There is Metalink note somewhere that points out the amount of memory you should allocate for PX messaging in the large pool is something like 3 * parallel_execution_message_size * parallel_max_servers * parallel_max_servers / 4 (which allows 3 buffer pages per possible channel when one query runs at degree parallel_max_servers / 2).
If you try to switch this messaging to the temporary tablespace, would you allocate one extent for each channel – probably not, as that could need a huge, and sparsely used, temporary tabelspace.
On the other hand if you tried something like one private segment per query, or per operation per query, you then have to write code that allows slaves in the same layer to negotiate with each other to ensure that they don’t overwrite each others blocks in that extent. This is the efficient, but complex, solution. And when you realise that this could include communication across a RAC interconnect, you can appreciate that Oracle Corp. might avoid rewriting the code unless it proved to be absolutely necessary for a number of really large customers.

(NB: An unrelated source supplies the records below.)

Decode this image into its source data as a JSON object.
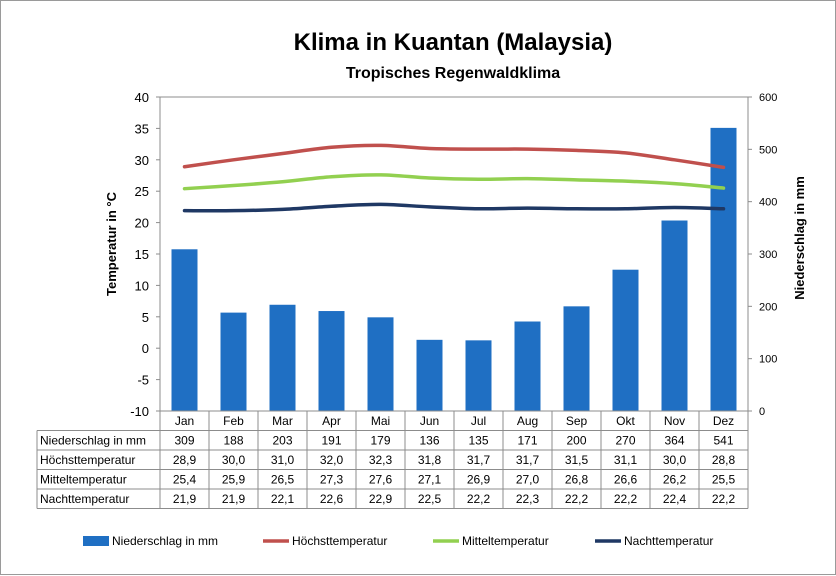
{
  "chart_data": {
    "type": "bar",
    "title": "Klima in Kuantan (Malaysia)",
    "subtitle": "Tropisches Regenwaldklima",
    "ylabel_left": "Temperatur in °C",
    "ylabel_right": "Niederschlag in mm",
    "ylim_left": [
      -10,
      40
    ],
    "yticks_left": [
      "40",
      "35",
      "30",
      "25",
      "20",
      "15",
      "10",
      "5",
      "0",
      "-5",
      "-10"
    ],
    "ylim_right": [
      0,
      600
    ],
    "yticks_right": [
      "600",
      "500",
      "400",
      "300",
      "200",
      "100",
      "0"
    ],
    "categories": [
      "Jan",
      "Feb",
      "Mar",
      "Apr",
      "Mai",
      "Jun",
      "Jul",
      "Aug",
      "Sep",
      "Okt",
      "Nov",
      "Dez"
    ],
    "series": [
      {
        "name": "Niederschlag in mm",
        "kind": "bar",
        "axis": "right",
        "color": "#1f6fc3",
        "values": [
          309,
          188,
          203,
          191,
          179,
          136,
          135,
          171,
          200,
          270,
          364,
          541
        ],
        "labels": [
          "309",
          "188",
          "203",
          "191",
          "179",
          "136",
          "135",
          "171",
          "200",
          "270",
          "364",
          "541"
        ]
      },
      {
        "name": "Höchsttemperatur",
        "kind": "line",
        "axis": "left",
        "color": "#c0504d",
        "values": [
          28.9,
          30.0,
          31.0,
          32.0,
          32.3,
          31.8,
          31.7,
          31.7,
          31.5,
          31.1,
          30.0,
          28.8
        ],
        "labels": [
          "28,9",
          "30,0",
          "31,0",
          "32,0",
          "32,3",
          "31,8",
          "31,7",
          "31,7",
          "31,5",
          "31,1",
          "30,0",
          "28,8"
        ]
      },
      {
        "name": "Mitteltemperatur",
        "kind": "line",
        "axis": "left",
        "color": "#92d050",
        "values": [
          25.4,
          25.9,
          26.5,
          27.3,
          27.6,
          27.1,
          26.9,
          27.0,
          26.8,
          26.6,
          26.2,
          25.5
        ],
        "labels": [
          "25,4",
          "25,9",
          "26,5",
          "27,3",
          "27,6",
          "27,1",
          "26,9",
          "27,0",
          "26,8",
          "26,6",
          "26,2",
          "25,5"
        ]
      },
      {
        "name": "Nachttemperatur",
        "kind": "line",
        "axis": "left",
        "color": "#1f3864",
        "values": [
          21.9,
          21.9,
          22.1,
          22.6,
          22.9,
          22.5,
          22.2,
          22.3,
          22.2,
          22.2,
          22.4,
          22.2
        ],
        "labels": [
          "21,9",
          "21,9",
          "22,1",
          "22,6",
          "22,9",
          "22,5",
          "22,2",
          "22,3",
          "22,2",
          "22,2",
          "22,4",
          "22,2"
        ]
      }
    ],
    "grid": false,
    "legend_position": "bottom",
    "data_table": true
  }
}
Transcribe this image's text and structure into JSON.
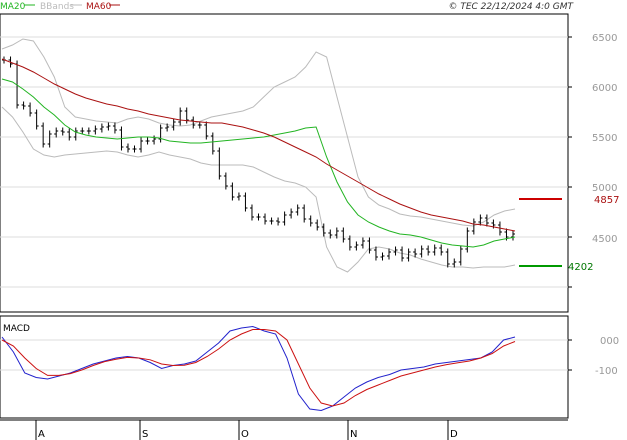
{
  "legend": {
    "ma20": {
      "label": "MA20",
      "color": "#22b422"
    },
    "bbands": {
      "label": "BBands",
      "color": "#bbbbbb"
    },
    "ma60": {
      "label": "MA60",
      "color": "#aa1111"
    }
  },
  "copyright": "© TEC 22/12/2024 4:0 GMT",
  "macd_label": "MACD",
  "price_axis": {
    "ticks": [
      "6500",
      "6000",
      "5500",
      "5000",
      "4500"
    ]
  },
  "macd_axis": {
    "ticks": [
      "000",
      "-100"
    ]
  },
  "markers": [
    {
      "label": "4857",
      "color": "#cc0000",
      "text_color": "#aa1111"
    },
    {
      "label": "4202",
      "color": "#009900",
      "text_color": "#007700"
    }
  ],
  "months": [
    "A",
    "S",
    "O",
    "N",
    "D"
  ],
  "chart_data": [
    {
      "type": "line",
      "title": "",
      "x_labels": [
        "A",
        "S",
        "O",
        "N",
        "D"
      ],
      "ylim": [
        4000,
        6700
      ],
      "series": [
        {
          "name": "MA20",
          "color": "#22b422",
          "values": [
            6080,
            6050,
            5980,
            5900,
            5800,
            5720,
            5620,
            5550,
            5520,
            5500,
            5490,
            5480,
            5490,
            5500,
            5500,
            5490,
            5460,
            5450,
            5440,
            5440,
            5450,
            5460,
            5470,
            5480,
            5490,
            5500,
            5520,
            5540,
            5560,
            5590,
            5600,
            5300,
            5050,
            4850,
            4720,
            4650,
            4600,
            4560,
            4530,
            4520,
            4500,
            4470,
            4440,
            4420,
            4410,
            4400,
            4420,
            4460,
            4480,
            4500
          ]
        },
        {
          "name": "MA60",
          "color": "#aa1111",
          "values": [
            6280,
            6240,
            6200,
            6150,
            6090,
            6030,
            5980,
            5930,
            5890,
            5860,
            5830,
            5810,
            5780,
            5760,
            5730,
            5710,
            5690,
            5670,
            5660,
            5650,
            5640,
            5640,
            5620,
            5600,
            5570,
            5540,
            5500,
            5450,
            5400,
            5350,
            5300,
            5230,
            5170,
            5110,
            5050,
            4990,
            4930,
            4880,
            4830,
            4790,
            4750,
            4720,
            4700,
            4680,
            4660,
            4630,
            4620,
            4600,
            4580,
            4560
          ]
        },
        {
          "name": "BBands upper",
          "color": "#bbbbbb",
          "values": [
            6380,
            6420,
            6480,
            6460,
            6300,
            6100,
            5800,
            5700,
            5680,
            5660,
            5650,
            5640,
            5680,
            5700,
            5680,
            5640,
            5620,
            5610,
            5620,
            5660,
            5700,
            5720,
            5740,
            5760,
            5800,
            5900,
            6000,
            6050,
            6100,
            6200,
            6350,
            6300,
            5900,
            5500,
            5100,
            4900,
            4820,
            4780,
            4730,
            4710,
            4700,
            4680,
            4660,
            4640,
            4620,
            4610,
            4650,
            4720,
            4760,
            4780
          ]
        },
        {
          "name": "BBands lower",
          "color": "#bbbbbb",
          "values": [
            5800,
            5700,
            5550,
            5380,
            5320,
            5300,
            5320,
            5330,
            5340,
            5350,
            5360,
            5350,
            5320,
            5300,
            5320,
            5350,
            5320,
            5300,
            5280,
            5240,
            5220,
            5220,
            5220,
            5220,
            5200,
            5150,
            5100,
            5060,
            5040,
            5000,
            4900,
            4400,
            4200,
            4150,
            4250,
            4380,
            4400,
            4380,
            4340,
            4320,
            4280,
            4250,
            4220,
            4200,
            4200,
            4190,
            4200,
            4200,
            4200,
            4220
          ]
        }
      ],
      "candles": {
        "start": "2024-07-26",
        "step_days": 2,
        "close": [
          6270,
          6230,
          5820,
          5810,
          5740,
          5610,
          5430,
          5530,
          5560,
          5550,
          5500,
          5560,
          5560,
          5560,
          5580,
          5600,
          5610,
          5570,
          5400,
          5380,
          5380,
          5460,
          5460,
          5480,
          5590,
          5600,
          5650,
          5760,
          5670,
          5620,
          5620,
          5510,
          5360,
          5110,
          5010,
          4900,
          4910,
          4790,
          4700,
          4700,
          4660,
          4660,
          4650,
          4720,
          4750,
          4790,
          4680,
          4640,
          4600,
          4540,
          4520,
          4560,
          4480,
          4400,
          4420,
          4460,
          4370,
          4300,
          4310,
          4350,
          4370,
          4290,
          4350,
          4330,
          4380,
          4350,
          4390,
          4350,
          4230,
          4250,
          4380,
          4560,
          4650,
          4690,
          4640,
          4620,
          4550,
          4500,
          4530
        ]
      }
    },
    {
      "type": "line",
      "title": "MACD",
      "ylim": [
        -250,
        60
      ],
      "series": [
        {
          "name": "MACD",
          "color": "#2222cc",
          "values": [
            10,
            -40,
            -110,
            -125,
            -130,
            -120,
            -110,
            -95,
            -80,
            -70,
            -60,
            -55,
            -60,
            -75,
            -95,
            -85,
            -80,
            -70,
            -40,
            -10,
            30,
            40,
            45,
            30,
            20,
            -60,
            -180,
            -230,
            -235,
            -220,
            -190,
            -160,
            -140,
            -125,
            -115,
            -100,
            -95,
            -90,
            -80,
            -75,
            -70,
            -65,
            -60,
            -40,
            0,
            10
          ]
        },
        {
          "name": "Signal",
          "color": "#cc1111",
          "values": [
            0,
            -20,
            -60,
            -95,
            -118,
            -118,
            -112,
            -100,
            -85,
            -72,
            -64,
            -58,
            -60,
            -66,
            -80,
            -85,
            -84,
            -75,
            -55,
            -30,
            0,
            20,
            35,
            35,
            30,
            0,
            -80,
            -160,
            -210,
            -220,
            -210,
            -185,
            -165,
            -150,
            -135,
            -120,
            -110,
            -100,
            -90,
            -82,
            -76,
            -70,
            -60,
            -45,
            -20,
            -5
          ]
        }
      ]
    }
  ]
}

So parallel queries may do far more I/O to the temporary tablespace than you expect (and this is just one of the reasons). The “HASH JOIN BUFFERED” operation that becomes visible in 10g (see line 3 of the plan above) may tell you where some of that I/O is coming from. (The same action appears in all versions I tested from 8i to 11g, by the way – it’s just that 10g is the first version to report the operation).
Damage limitation
If you do find that your parallel hash joins are working harder than you expect, check the plan, and check the distribution. It isn’t well known, but you can make a huge difference to the resource consumption by controlling exactly what Oracle does with hash joins. In this particular case, switching to a “broadcast” distribution bypassed the need for any sort of buffering at all, and the I/O to the temporary tablespace disappeared completely. I’ll be writing more about that option some time in the future.